Abstract:
Sickle cell anaemia (SCA) is a severe monogenic disorder that results in abnormal hemoglobin
with sub-Saharan Africa bearing 75% of the global burden. Blood transfusion is an integral part
of patient management and the lack of alloantibody screening or extended matching beyond ABO
and RhD prior to transfusion in Kenya is likely to increase the risk of developing erythrocyte
alloantibodies. The burden of alloimmunisation and the phenotypic diversity of clinically
significant blood group antigens among individuals with sickle cell anaemia seeking care at the
Kilifi County Referral Hospital (KCRH) is unknown. This study aimed to determine the
prevalence of alloimmunisation and the diversity of clinically significant blood group antigens in
SCA patients in Kilifi.
The study included a retrospective cohort of 98 children with SCA aged 0-13 years who were
admitted to KCRH between 2003 and 2023, and a cross-sectional survey of 226 regular attendees
of the sickle cell clinic between 2023 and 2024. Plasma samples obtained were screened for
alloantibodies using standard 3-ID-Diacell, and identification was done using ID-diapanel cells.
Participant erythrocytesfor the cross-sectional survey were phenotyped for 22 erythrocyte antigens
using commercial reagents, using standard serologic techniques from DiaMed GmbH,
Switzerland, Bio-Rad.
Alloantibodies were detected in 14/98 (14.3%) participants included in the retrospective study
period, while for the cross-sectional survey, alloantibodies were detected in 13/226 (5.8%)

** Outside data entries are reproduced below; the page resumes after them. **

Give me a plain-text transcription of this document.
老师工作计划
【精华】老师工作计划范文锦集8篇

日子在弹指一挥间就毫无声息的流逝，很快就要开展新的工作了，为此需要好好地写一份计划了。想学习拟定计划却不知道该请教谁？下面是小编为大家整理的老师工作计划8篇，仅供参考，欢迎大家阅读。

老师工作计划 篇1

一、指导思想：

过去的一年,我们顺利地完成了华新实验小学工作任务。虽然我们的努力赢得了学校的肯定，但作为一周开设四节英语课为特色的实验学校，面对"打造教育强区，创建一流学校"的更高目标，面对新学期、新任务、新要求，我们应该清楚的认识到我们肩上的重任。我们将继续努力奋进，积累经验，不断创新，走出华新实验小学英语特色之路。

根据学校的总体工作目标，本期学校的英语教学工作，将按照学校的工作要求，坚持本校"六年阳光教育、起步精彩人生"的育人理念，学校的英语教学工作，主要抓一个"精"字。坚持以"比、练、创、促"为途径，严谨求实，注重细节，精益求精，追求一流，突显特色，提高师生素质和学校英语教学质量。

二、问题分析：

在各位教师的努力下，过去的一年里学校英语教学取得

participants. Fourteen alloantibodies were identified in both study designs: three anti-E, three anti D, two anti-M, whereas anti-S, anti-s, anti-Lua, anti-Lea, and anti-Leb were found in one individual
each. Older age was significantly associated with the development of antibodies (P = 0.02 in the
retrospective analysis and P = 0.04 in the cross-sectional analysis). The Rhesus and MNS blood
groups exhibited diverse phenotypes, with R0r (ccD.ee) having the highest frequency of 56.4%,
with R1R1 (CCD.ee), R1R2 (CcD.Ee), and R2Rz (CCD.EE) as the rarely expressed Rh phenotypes.
M+N+S-s+ was expressed (36.7%), and M+N+S+s-, M-N-S-s+ were rarely expressed MNS
phenotypes. Other rare phenotypes in Kell, Lewis and Duffy were K+k+, Le(a+b+) and Fy(a+b+),
respectively.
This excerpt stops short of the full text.